The ceremony at the new centre, also called Mike Adenuga Centre, attracted prominent Nigerians, including host Governor Akinwunmi Ambode, Nobel Laureate, Professor Wole Soyinka and banker, Tony Elumelu. It was built with the financial aid of Adenuga.
Macron said the centre was part of the measures to scale up the relationship between France and Nigeria and pledged the commitment of his government and people of France to develop infrastructure in key sectors in Lagos State.
“Mr Governor, we spoke yesterday (Tuesday) while going to the shrine and on our way to this place, Alliance Francaise.
“But at the end of it all, I realised that both offices did share same views that we can do tremendous things together.
“Lagos is one of the challenges of, not only Nigeria, but Africa.
“This huge city is a tremendous challenge about how to make people live together in peace and better society; I want France to be part of this story.
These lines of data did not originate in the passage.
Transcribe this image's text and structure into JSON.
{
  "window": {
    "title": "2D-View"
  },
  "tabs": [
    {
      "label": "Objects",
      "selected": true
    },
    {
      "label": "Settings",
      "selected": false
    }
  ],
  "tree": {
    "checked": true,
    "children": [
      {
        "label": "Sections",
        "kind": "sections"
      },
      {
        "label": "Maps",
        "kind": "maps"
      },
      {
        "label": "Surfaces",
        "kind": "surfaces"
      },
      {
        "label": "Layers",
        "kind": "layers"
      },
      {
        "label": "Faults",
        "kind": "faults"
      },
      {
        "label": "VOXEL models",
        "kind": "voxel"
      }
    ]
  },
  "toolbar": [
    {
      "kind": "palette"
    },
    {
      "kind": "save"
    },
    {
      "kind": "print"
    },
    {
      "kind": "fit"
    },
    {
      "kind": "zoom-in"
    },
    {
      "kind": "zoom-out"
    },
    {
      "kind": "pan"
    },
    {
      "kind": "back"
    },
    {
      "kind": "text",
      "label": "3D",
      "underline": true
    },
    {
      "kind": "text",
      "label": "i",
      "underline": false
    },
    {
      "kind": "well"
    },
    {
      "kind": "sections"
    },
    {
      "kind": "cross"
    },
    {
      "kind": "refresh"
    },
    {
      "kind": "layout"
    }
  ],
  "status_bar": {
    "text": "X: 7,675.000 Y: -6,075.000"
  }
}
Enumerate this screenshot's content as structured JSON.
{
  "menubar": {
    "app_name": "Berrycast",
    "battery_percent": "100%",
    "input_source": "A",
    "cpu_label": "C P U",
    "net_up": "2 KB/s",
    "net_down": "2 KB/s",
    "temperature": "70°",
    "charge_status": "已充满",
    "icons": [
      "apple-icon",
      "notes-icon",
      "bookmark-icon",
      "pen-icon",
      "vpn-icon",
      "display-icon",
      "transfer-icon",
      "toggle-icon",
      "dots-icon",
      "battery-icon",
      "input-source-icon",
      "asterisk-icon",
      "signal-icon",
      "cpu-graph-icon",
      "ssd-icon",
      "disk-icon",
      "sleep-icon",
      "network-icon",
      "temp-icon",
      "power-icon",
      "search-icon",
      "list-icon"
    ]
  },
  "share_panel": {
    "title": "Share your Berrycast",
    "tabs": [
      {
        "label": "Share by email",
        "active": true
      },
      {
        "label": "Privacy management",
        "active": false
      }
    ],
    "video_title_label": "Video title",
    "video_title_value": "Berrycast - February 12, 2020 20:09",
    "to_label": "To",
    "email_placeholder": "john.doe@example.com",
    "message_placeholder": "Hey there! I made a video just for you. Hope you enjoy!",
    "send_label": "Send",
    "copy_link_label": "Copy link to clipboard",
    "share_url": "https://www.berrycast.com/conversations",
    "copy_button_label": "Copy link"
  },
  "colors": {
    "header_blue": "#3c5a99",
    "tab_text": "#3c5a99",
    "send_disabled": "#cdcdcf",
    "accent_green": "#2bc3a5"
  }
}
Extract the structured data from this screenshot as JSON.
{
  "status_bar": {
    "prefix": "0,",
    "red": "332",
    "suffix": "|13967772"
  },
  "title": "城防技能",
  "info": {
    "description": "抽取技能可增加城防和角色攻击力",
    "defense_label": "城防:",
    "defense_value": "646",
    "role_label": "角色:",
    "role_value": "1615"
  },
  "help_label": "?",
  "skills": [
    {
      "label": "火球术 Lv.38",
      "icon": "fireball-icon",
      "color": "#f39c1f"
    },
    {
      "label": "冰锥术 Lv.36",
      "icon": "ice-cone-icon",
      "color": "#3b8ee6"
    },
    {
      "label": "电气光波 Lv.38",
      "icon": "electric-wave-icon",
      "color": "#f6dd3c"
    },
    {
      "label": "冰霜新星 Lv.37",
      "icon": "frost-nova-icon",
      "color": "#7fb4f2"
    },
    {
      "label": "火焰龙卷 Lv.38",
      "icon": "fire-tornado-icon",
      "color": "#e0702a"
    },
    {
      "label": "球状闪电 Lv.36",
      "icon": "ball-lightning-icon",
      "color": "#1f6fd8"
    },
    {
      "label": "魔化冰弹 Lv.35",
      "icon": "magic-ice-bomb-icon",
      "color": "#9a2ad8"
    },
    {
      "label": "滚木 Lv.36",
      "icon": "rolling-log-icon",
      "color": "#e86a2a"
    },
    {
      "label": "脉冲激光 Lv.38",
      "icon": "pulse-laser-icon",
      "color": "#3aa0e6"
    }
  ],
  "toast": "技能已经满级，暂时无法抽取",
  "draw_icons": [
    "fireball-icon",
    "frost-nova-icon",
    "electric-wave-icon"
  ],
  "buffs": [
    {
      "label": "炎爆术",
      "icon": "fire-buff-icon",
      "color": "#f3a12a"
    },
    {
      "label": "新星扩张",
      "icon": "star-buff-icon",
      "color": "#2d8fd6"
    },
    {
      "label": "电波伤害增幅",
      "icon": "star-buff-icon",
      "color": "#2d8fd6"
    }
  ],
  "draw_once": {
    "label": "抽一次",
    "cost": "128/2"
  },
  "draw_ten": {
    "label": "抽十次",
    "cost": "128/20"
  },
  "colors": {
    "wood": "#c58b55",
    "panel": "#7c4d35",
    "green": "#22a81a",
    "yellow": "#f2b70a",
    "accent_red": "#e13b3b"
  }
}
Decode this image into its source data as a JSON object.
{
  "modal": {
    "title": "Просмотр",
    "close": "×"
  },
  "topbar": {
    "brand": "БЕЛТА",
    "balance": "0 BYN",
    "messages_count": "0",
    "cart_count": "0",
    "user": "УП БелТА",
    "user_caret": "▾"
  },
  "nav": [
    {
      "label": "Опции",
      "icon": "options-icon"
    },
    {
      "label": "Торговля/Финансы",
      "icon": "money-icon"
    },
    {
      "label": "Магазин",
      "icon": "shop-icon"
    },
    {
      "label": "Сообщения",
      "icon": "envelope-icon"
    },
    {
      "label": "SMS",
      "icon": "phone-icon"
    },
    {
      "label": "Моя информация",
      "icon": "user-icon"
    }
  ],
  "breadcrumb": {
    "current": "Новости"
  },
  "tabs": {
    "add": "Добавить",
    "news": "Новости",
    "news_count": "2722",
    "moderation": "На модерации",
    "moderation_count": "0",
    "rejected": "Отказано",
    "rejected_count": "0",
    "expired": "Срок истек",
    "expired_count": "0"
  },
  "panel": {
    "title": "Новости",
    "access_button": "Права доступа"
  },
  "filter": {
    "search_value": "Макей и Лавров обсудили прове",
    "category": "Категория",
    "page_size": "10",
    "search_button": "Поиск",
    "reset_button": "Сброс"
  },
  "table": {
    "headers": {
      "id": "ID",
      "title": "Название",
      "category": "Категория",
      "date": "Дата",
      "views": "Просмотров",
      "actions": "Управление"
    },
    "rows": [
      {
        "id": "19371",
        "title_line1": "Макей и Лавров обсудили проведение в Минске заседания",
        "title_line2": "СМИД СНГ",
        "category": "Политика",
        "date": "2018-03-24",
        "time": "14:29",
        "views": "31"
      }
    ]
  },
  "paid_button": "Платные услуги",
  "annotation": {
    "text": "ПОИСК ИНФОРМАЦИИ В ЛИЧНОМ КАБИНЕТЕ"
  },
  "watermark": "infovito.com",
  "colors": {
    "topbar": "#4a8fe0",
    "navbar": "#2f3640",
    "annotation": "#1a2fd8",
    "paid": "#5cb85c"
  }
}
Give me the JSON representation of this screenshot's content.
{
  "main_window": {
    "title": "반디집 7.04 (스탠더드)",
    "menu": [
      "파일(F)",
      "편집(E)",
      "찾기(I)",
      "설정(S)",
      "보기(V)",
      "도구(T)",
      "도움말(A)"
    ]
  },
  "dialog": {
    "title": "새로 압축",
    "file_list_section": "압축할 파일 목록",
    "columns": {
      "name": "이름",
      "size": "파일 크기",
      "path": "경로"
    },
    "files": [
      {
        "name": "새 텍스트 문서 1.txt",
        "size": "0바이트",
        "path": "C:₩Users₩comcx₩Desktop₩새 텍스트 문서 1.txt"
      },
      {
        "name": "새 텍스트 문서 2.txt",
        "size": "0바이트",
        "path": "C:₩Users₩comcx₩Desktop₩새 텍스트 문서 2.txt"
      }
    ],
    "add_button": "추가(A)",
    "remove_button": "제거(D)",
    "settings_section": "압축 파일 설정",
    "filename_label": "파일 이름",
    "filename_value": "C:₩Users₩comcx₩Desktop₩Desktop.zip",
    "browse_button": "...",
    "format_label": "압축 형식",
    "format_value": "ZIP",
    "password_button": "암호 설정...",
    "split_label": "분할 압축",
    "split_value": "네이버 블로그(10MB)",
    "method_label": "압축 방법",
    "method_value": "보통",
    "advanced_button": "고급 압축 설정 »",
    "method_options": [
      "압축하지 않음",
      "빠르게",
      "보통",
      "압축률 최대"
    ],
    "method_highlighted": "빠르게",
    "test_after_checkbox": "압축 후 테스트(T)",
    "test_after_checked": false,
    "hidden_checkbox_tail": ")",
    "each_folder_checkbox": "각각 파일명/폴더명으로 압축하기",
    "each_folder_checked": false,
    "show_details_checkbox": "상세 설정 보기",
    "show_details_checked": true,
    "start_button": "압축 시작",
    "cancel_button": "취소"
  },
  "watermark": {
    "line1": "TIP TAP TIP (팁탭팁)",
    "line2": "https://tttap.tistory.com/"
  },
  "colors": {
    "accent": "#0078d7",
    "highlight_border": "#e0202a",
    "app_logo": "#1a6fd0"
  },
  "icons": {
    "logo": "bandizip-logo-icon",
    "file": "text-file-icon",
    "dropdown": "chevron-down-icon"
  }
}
“I do want my country and citizens to be part of this experience, which means sharing same values, cultures, languages, literature, music, movies, projects, common economic projects, among others,” Macron said.
He said that the development of the French Cultural Centre was part of the measures to scale up the relationship between France and Nigeria.
“I see the Alliance Francaise as a commitment aimed at making the friendship between both countries, who have different cultures, but vivid and vibrant as well as lifting barriers that have existed between both cultures.
“The common space we have is not linked to language or country.
“We are different people; but we share same values and it is precisely this common values we want to convey.
“The Alliance Francaise is one of the best illustrations of this commitment,” Macron said.
Gov. Akinwunmi Ambode of Lagos State, Prof. Wole Soyinka and members of the Lagos State Executive Council were among the dignitaries who attended the event.